Source : Judas, traître ou initié ? par Émile Gillabert, édition Dervy, collection Poche
La promesse que Jésus fait presque à la fin de
l’Évangile selon Thomas est déjà devenue pour lui la suprême réalité :
« Celui qui boit à ma bouche sera comme moi, mais moi aussi, je serai
comme lui, et ce qui est caché lui sera révélé. »
Thomas s’est abreuvé à la bouche de Jésus. Son identité
avec le Maître résulte de cette intimité qui a fait fondre les apparences pour
révéler l’Un. Thomas s’est reconnu en Jésus comme Jésus s’est reconnu en
Thomas. Chacun peut dire : Je suis toi, tu es moi. C’est du reste
ce que veulent dire essentiellement et avec force, la répétition l’atteste, les
noms Didyme Judas Thomas. Après avoir définitivement libéré Thomas de toute
sujétion, Jésus le confirme dans son élection en le prenant à part. Désormais,
il peut révéler à son alter ego ses secrets les plus intimes, il peut lui
confier ses desseins les plus impénétrables aux profanes. Le texte précise
qu’il lui dit trois mots. Lesquels ? Certainement les mots qui sont
révélateurs de l’identité. Et quels mots attestent mieux l’identité commune que
Didyme Judas Thomas ?
Il est facile d’imaginer le dépit, la frustration et la jalousie des autres disciples à la vue de ce qui vient de se passer. Toutefois, Thomas ne va pas faire bande à part. Comme Jésus, il est au monde sans être au monde ; comme lui, il s’est trouvé dans sa réalité ultime et il peut faire siennes les paroles qu’il a transcrites, dont celle-ci : Celui qui se trouve lui-même, le monde n’est pas digne de lui.
Lorsque Thomas revient
vers ses compagnons, ceux-ci s’empressent de l’interroger sur ce que Jésus a pu
lui dire. Mais Thomas, comme Jésus, sait désormais qu’il ne peut dire ses
mystères qu’à ceux qui en sont dignes. Sa mise au point est riche
d’enseignements : Si je vous disais une des paroles qu’il m’a dites,
vous prendriez des pierres, vous les jetteriez contre moi, et le feu sortirait
des pierres et elles vous brûleraient. La curiosité peut être déplacée et
comporter de graves dangers, voire mortels. En prenant des pierres pour lapider
Thomas, les disciples agiraient comme les juifs qui, à plusieurs reprises,
veulent lapider Jésus.
L’Évangile de Jean contient à ce sujet plusieurs épisodes révélateurs, en particulier celui où Jésus se situe par rapport au père de la race juive : Abraham, votre père exulta à la pensée de voir mon jour… (Jn 8-56) La réplique des Juifs permet de mesurer leur degré d’incompréhension : Tu n’as pas cinquante ans et tu as vu Abraham.
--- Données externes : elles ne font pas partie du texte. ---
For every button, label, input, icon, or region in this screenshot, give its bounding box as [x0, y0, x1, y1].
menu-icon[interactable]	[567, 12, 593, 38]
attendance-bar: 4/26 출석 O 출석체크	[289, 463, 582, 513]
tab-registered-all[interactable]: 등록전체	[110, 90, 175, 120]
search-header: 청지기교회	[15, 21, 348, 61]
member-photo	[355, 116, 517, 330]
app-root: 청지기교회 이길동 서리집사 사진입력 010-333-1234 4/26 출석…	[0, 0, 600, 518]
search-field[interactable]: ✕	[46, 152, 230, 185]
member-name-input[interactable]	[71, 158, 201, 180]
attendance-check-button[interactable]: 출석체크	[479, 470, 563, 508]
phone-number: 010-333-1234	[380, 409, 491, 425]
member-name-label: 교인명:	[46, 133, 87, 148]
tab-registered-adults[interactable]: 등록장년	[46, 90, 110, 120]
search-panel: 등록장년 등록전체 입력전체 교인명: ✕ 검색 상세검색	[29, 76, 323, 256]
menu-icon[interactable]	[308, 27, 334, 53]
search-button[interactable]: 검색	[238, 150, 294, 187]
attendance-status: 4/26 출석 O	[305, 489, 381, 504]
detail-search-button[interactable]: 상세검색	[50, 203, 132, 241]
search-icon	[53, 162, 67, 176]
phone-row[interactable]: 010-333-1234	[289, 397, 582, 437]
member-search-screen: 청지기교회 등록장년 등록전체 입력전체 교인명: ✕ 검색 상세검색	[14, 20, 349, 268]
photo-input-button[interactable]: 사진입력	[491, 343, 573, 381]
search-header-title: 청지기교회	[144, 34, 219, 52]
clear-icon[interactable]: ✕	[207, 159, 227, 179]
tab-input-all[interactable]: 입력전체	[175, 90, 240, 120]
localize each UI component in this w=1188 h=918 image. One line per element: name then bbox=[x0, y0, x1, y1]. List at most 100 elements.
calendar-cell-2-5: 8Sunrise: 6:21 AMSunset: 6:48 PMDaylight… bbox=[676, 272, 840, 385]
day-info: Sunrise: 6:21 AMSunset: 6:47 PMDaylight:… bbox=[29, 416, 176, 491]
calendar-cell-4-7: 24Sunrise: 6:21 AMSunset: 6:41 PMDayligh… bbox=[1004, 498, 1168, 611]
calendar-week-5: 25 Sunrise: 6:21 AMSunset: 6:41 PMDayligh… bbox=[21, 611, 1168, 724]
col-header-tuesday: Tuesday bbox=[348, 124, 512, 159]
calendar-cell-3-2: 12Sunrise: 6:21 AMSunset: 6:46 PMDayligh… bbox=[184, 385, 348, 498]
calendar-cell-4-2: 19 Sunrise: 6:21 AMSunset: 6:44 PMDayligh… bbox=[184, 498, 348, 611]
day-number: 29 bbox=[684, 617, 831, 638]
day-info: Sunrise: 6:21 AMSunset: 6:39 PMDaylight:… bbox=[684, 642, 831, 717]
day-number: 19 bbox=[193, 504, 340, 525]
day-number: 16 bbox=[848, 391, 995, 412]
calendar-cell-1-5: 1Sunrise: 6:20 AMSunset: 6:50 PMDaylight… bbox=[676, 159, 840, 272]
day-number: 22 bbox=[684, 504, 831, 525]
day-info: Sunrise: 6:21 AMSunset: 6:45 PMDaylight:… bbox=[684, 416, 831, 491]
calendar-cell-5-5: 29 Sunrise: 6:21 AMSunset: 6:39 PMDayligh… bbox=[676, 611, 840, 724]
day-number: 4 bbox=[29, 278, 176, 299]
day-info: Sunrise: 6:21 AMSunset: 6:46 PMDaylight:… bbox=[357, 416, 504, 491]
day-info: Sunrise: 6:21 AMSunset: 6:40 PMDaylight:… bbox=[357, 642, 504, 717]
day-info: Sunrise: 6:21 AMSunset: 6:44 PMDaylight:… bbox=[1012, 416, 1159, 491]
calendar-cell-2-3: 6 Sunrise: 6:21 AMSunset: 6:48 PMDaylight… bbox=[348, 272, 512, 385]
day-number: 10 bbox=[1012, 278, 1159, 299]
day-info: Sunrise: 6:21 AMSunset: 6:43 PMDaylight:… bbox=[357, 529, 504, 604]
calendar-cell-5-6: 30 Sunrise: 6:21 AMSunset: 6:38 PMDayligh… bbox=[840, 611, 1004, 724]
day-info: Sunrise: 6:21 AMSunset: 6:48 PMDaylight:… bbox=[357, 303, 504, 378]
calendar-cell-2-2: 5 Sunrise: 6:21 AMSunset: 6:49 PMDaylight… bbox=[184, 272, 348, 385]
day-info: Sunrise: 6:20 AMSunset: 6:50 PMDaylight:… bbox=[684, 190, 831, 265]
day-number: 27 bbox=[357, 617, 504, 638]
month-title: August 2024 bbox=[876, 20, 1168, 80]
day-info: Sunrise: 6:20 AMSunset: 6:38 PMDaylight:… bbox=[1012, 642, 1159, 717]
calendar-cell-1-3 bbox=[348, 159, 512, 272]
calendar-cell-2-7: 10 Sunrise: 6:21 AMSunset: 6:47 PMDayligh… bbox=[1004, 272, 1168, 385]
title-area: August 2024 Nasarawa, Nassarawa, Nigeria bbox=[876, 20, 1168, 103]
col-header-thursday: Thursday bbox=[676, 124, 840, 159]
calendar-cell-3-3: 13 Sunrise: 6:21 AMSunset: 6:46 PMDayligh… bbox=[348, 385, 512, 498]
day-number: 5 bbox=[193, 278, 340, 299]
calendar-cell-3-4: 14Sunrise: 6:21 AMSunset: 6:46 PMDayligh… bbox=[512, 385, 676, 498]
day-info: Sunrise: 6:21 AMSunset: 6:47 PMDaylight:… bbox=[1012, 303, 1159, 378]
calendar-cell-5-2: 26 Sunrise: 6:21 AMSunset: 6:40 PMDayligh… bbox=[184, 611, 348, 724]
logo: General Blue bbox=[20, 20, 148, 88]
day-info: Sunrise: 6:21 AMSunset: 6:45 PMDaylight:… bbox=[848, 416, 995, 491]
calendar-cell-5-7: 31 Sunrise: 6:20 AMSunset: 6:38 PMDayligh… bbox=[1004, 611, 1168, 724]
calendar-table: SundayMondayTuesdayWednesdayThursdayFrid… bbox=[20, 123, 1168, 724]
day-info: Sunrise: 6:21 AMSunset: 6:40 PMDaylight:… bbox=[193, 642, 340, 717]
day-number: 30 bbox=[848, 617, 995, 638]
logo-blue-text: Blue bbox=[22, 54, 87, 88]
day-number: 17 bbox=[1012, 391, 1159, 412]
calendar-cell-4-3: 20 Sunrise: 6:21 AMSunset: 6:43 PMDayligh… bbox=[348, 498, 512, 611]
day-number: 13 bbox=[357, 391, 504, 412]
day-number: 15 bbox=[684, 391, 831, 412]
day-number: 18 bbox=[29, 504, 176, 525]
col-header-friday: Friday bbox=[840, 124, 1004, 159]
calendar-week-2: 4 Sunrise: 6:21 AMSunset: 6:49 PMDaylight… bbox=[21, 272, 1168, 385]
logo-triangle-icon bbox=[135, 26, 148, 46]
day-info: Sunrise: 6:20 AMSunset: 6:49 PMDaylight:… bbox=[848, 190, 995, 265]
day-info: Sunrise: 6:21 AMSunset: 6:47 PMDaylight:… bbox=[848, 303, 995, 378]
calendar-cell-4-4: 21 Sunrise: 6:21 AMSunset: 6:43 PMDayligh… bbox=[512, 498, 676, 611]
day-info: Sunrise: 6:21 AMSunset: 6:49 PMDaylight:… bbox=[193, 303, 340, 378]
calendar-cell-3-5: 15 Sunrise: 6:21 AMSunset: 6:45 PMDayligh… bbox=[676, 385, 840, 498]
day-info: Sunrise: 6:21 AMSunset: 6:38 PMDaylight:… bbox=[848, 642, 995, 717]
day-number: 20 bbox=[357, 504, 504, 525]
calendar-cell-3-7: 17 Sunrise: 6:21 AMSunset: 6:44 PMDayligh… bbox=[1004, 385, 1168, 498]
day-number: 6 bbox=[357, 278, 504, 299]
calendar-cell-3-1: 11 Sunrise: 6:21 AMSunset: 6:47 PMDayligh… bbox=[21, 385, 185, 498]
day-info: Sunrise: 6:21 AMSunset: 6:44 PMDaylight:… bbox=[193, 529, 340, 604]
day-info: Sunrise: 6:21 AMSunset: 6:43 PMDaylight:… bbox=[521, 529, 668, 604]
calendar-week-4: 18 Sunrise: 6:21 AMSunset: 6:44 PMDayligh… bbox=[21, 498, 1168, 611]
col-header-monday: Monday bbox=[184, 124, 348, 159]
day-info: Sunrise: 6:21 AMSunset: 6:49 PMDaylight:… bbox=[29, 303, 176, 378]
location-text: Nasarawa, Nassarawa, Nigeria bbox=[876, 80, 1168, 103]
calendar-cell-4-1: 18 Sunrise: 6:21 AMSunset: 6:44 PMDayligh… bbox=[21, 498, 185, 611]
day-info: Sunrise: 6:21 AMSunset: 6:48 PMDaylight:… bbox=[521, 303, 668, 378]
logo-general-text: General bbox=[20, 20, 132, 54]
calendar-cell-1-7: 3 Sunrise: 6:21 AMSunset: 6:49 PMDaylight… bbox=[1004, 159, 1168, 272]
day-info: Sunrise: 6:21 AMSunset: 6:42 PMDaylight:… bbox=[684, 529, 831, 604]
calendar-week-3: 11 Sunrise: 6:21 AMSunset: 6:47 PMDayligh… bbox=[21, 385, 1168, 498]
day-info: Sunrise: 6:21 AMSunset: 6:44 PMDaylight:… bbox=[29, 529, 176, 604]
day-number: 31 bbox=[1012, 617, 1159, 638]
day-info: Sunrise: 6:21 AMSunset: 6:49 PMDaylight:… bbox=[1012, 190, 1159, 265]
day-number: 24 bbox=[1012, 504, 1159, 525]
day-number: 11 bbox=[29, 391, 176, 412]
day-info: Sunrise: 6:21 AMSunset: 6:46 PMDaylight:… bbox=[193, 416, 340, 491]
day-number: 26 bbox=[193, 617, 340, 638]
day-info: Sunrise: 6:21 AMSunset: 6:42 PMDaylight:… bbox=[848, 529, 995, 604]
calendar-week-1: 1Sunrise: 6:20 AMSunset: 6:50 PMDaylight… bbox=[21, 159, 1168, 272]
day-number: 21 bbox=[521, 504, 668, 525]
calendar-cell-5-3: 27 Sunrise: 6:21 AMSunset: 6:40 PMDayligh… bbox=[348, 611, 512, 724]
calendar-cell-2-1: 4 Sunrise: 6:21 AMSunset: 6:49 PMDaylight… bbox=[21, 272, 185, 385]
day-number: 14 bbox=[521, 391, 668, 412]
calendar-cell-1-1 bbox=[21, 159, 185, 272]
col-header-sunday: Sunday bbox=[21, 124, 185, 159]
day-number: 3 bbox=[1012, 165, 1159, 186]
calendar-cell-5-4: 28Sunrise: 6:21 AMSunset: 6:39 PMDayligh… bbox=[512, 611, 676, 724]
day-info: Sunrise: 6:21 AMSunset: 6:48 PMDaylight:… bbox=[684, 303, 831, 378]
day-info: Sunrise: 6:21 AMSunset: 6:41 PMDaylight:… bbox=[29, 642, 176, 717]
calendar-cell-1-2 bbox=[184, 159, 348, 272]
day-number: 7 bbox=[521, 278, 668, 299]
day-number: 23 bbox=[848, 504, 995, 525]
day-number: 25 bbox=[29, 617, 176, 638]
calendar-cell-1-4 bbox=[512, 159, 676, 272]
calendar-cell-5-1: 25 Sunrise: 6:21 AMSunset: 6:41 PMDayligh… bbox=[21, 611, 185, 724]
Jésus qui semble n’avoir plus rien à perdre lance la phrase déroutante et
insultante pour le profane, évidente pour celui qui, comme Didyme Judas Thomas,
a réalisé sa véritable identité : avant qu’Abraham fût, Je suis. Après
cette parole, les Juifs ramassèrent des pierres pour les lui jeter, mais Jésus
se déroba (Jn 8, 56-57) À une autre occasion, Jésus parle de sa relation au
Père pour conclure : Le Père est moi sommes Un. Les juifs, qui
l’accusent de blasphémer, prennent à nouveau des pierres pour le lapider. (Jn
10. 30-33)
On peut se demander si Jésus n’a pas manqué de prudence en livrant au monde ce que celui-ci n’était pas à même de comprendre et qui ne pouvait manquer d’être récupéré et adultéré. La réponse à une telle question est complexe. Tout en étant conscient du danger qu’il courait et faisait courir — je dis mes mystères à ceux qui sont dignes de mes mystères.